We make it to the bedroom and I’m at the foot of the bed and I can actually feel my body pushing Babe out. Breech babes “rump” instead of crown. I did not feel a ring of fire, but I recall feeling like there is a bowling ball in my pelvis. As someone who has had no experience pushing out a babe either way, I was very annoyed that Babe would come down then go back up. I believe I pushed for about 5 minutes. Her little butt eventually stayed out. I squeezed p**p out of her which was very interesting to see in the video. Then one leg popped out followed closely by the second. I did not push the legs out, I am pretty sure gravity did that since I was standing up and my lovely husband was forced to hold me there. Then Babe did little “tummy crunches,” which are a good sign!. Ashley is there holding Babe so she isn’t just dangling. More of Babe’s body came out and her arms were next. Her first arm came out and in the video it looked like her fingers caught and that is when I ended up tearing. Ashley described how Babe was “positioned” with her second arm still up by her head. I asked if I could wait for a contraction and was reassured I could. With Breech babies, contractions can kind of stop after the belly button has been delivered. I am pretty sure mine stopped. They checked the cord to confirm it was still pulsating and I heard them say “we will just go off of how pink the baby is.” So I ask “Is Babe still doing okay?” And everyone confirmed with confidence “Yup… you are so close to meeting your baby…You’ve got one arm, where the hand is just a little bit inside still, and then Baby’s head.” There are whispers about where to put the receiving blankets. I then push one more time and with a big relief of pressure she is out and I say “Oh my God” as Babe is passed through my legs into my hands.

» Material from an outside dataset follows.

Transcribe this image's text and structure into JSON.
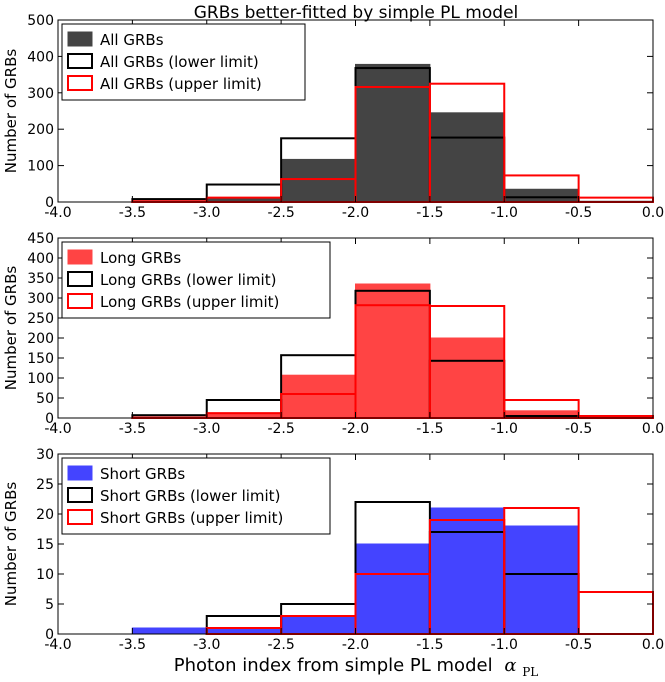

I got situated on the bed and that’s when we found out we had a baby girl! Alayna was born at 3:02 am on Wednesday September 3rd. It’s a bit of a blur after this but she had good Apgars and did not need any help and ended up latching well right away. I do not remember her crying much or being in shock, but personally I was in shock. Due to being frank breech her little legs were still up by her head, not really allowing us to put clothes on her without pushing them down, so she was a naked baby until we got her into craniosacral on Friday.
A few remarks I remember saying: “That was wild,” “I have a proven pelvis,” and “I’m never doing that again.” Reflecting back, it really was not bad. Per my Oura ring, while I was laying on the bed in Transition, it said I took a 26 minute nap, so clearly I was chilled out. From my water breaking to Alayna being born it was 5.5 hours and I will most definitely be having a home birth again. I am incredibly grateful for Elizabeth to be there to help if needed and to guide Ashley and Jamie. Also, she really added to the vibe of labor, very fairy-like. I think my biggest take away from this birth and Labor experience is that you cannot have fear. Trust that your body and your baby know what to do and just let it happen. Your baby is smart.